Какие только встречи не возникали в окутанном дымом городе! С жителями, наперебой рассказывавшими о зверствах гитлеровцев; с нашими солдатами и офицерами, первыми ворвавшимися в Минск. Встречались и товарищи по перу. В запыленных гимнастерках, с покрасневшими от усталости глазами корреспонденты «Правды» — Вадим Кожевников, Мартын Мержанов, Яков Макаренко; наши краснозвездовцы — Яков Милецкий и Николай Прокофьев. Во второй половине дня, поблизости от шоссе, ведущего на Барановичи, повидались с Петром Павленко. Худощавый, подтянутый, в гимнастерке с полковничьими погонами, перехваченной ремнями, он походил на командира дивизии, на часок-другой оставившего свой командный пункт.
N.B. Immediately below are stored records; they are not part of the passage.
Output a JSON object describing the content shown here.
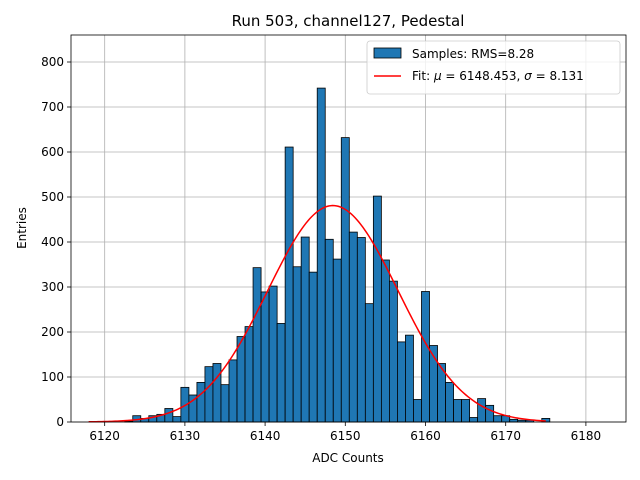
{
  "chart_data": {
    "type": "bar",
    "title": "Run 503, channel127, Pedestal",
    "xlabel": "ADC Counts",
    "ylabel": "Entries",
    "xlim": [
      6115.8,
      6185
    ],
    "ylim": [
      0,
      860
    ],
    "xticks": [
      6120,
      6130,
      6140,
      6150,
      6160,
      6170,
      6180
    ],
    "yticks": [
      0,
      100,
      200,
      300,
      400,
      500,
      600,
      700,
      800
    ],
    "grid": true,
    "legend_position": "top-right",
    "colors": {
      "bars": "#1f77b4",
      "bar_edge": "#000000",
      "fit": "#ff0000",
      "grid": "#b0b0b0"
    },
    "histogram": {
      "name": "Samples: RMS=8.28",
      "bin_width": 1,
      "bins": [
        [
          6123,
          2
        ],
        [
          6124,
          14
        ],
        [
          6125,
          8
        ],
        [
          6126,
          14
        ],
        [
          6127,
          17
        ],
        [
          6128,
          30
        ],
        [
          6129,
          12
        ],
        [
          6130,
          77
        ],
        [
          6131,
          60
        ],
        [
          6132,
          88
        ],
        [
          6133,
          123
        ],
        [
          6134,
          130
        ],
        [
          6135,
          83
        ],
        [
          6136,
          138
        ],
        [
          6137,
          190
        ],
        [
          6138,
          212
        ],
        [
          6139,
          343
        ],
        [
          6140,
          289
        ],
        [
          6141,
          302
        ],
        [
          6142,
          219
        ],
        [
          6143,
          611
        ],
        [
          6144,
          345
        ],
        [
          6145,
          411
        ],
        [
          6146,
          333
        ],
        [
          6147,
          742
        ],
        [
          6148,
          406
        ],
        [
          6149,
          362
        ],
        [
          6150,
          632
        ],
        [
          6151,
          422
        ],
        [
          6152,
          410
        ],
        [
          6153,
          263
        ],
        [
          6154,
          502
        ],
        [
          6155,
          360
        ],
        [
          6156,
          313
        ],
        [
          6157,
          178
        ],
        [
          6158,
          193
        ],
        [
          6159,
          50
        ],
        [
          6160,
          290
        ],
        [
          6161,
          170
        ],
        [
          6162,
          130
        ],
        [
          6163,
          88
        ],
        [
          6164,
          50
        ],
        [
          6165,
          50
        ],
        [
          6166,
          10
        ],
        [
          6167,
          52
        ],
        [
          6168,
          37
        ],
        [
          6169,
          14
        ],
        [
          6170,
          14
        ],
        [
          6171,
          6
        ],
        [
          6172,
          4
        ],
        [
          6173,
          4
        ],
        [
          6175,
          8
        ]
      ]
    },
    "fit": {
      "name": "Fit: μ = 6148.453, σ = 8.131",
      "name_parts": {
        "prefix": "Fit: ",
        "mu": "μ",
        "mid": " = 6148.453, ",
        "sigma": "σ",
        "suffix": " = 8.131"
      },
      "mu": 6148.453,
      "sigma": 8.131,
      "amplitude": 481,
      "x_range": [
        6118,
        6175
      ]
    }
  }
}
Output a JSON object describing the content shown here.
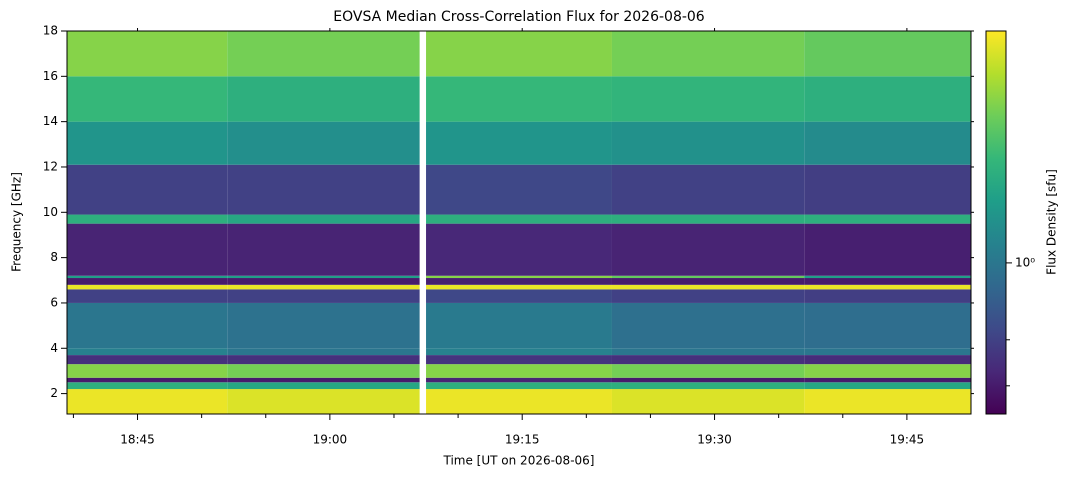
{
  "chart_data": {
    "type": "heatmap",
    "title": "EOVSA Median Cross-Correlation Flux for 2026-08-06",
    "xlabel": "Time [UT on 2026-08-06]",
    "ylabel": "Frequency [GHz]",
    "colorbar_label": "Flux Density [sfu]",
    "colormap": "viridis",
    "clim": [
      0.645,
      1.96
    ],
    "color_log_scale": true,
    "cticks": [
      {
        "value": 1,
        "label": "10⁰"
      }
    ],
    "cminorticks": [
      0.7,
      0.8
    ],
    "xlim": [
      "18:39:30",
      "19:50"
    ],
    "xticks": [
      "18:45",
      "19:00",
      "19:15",
      "19:30",
      "19:45"
    ],
    "xminorticks": [
      "18:40",
      "18:50",
      "18:55",
      "19:05",
      "19:10",
      "19:20",
      "19:25",
      "19:35",
      "19:40"
    ],
    "ylim": [
      1.1,
      18
    ],
    "yticks": [
      2,
      4,
      6,
      8,
      10,
      12,
      14,
      16,
      18
    ],
    "x_edges": [
      "18:39:30",
      "18:52",
      "19:07",
      "19:07:30",
      "19:22",
      "19:37",
      "19:50"
    ],
    "y_edges": [
      1.1,
      2.2,
      2.5,
      2.7,
      3.3,
      3.7,
      4.0,
      6.0,
      6.6,
      6.8,
      7.1,
      7.2,
      9.5,
      9.9,
      12.1,
      14,
      16,
      18
    ],
    "z": [
      [
        1.9,
        1.85,
        null,
        1.9,
        1.85,
        1.9
      ],
      [
        1.3,
        1.25,
        null,
        1.3,
        1.3,
        1.25
      ],
      [
        0.7,
        0.7,
        null,
        0.72,
        0.7,
        0.7
      ],
      [
        1.6,
        1.55,
        null,
        1.6,
        1.55,
        1.6
      ],
      [
        0.75,
        0.75,
        null,
        0.76,
        0.75,
        0.74
      ],
      [
        1.05,
        1.0,
        null,
        1.05,
        1.0,
        1.0
      ],
      [
        1.0,
        0.98,
        null,
        1.02,
        0.97,
        0.96
      ],
      [
        0.8,
        0.8,
        null,
        0.82,
        0.8,
        0.79
      ],
      [
        1.9,
        1.9,
        null,
        1.9,
        1.9,
        1.9
      ],
      [
        0.7,
        0.7,
        null,
        0.71,
        0.7,
        0.7
      ],
      [
        1.2,
        1.2,
        null,
        1.6,
        1.5,
        1.2
      ],
      [
        0.72,
        0.72,
        null,
        0.73,
        0.72,
        0.71
      ],
      [
        1.3,
        1.25,
        null,
        1.3,
        1.3,
        1.3
      ],
      [
        0.8,
        0.8,
        null,
        0.82,
        0.8,
        0.79
      ],
      [
        1.15,
        1.12,
        null,
        1.15,
        1.13,
        1.1
      ],
      [
        1.35,
        1.3,
        null,
        1.35,
        1.33,
        1.3
      ],
      [
        1.6,
        1.55,
        null,
        1.6,
        1.55,
        1.5
      ]
    ]
  }
}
С присущим ему юморком делился впечатлениями: «Идет группа фашистских солдат. У старшего — записка: «Препровождается в тыл восемь фрицев. Оружие оставил при себе. Водитель Герасимов…» «Перекресток. Девушка-регулировщица. Курносенькая, рязанская, а рядом, в кювете, почти полтораста гитлеровских солдат. Вышли из леса и сдались в плен девахе».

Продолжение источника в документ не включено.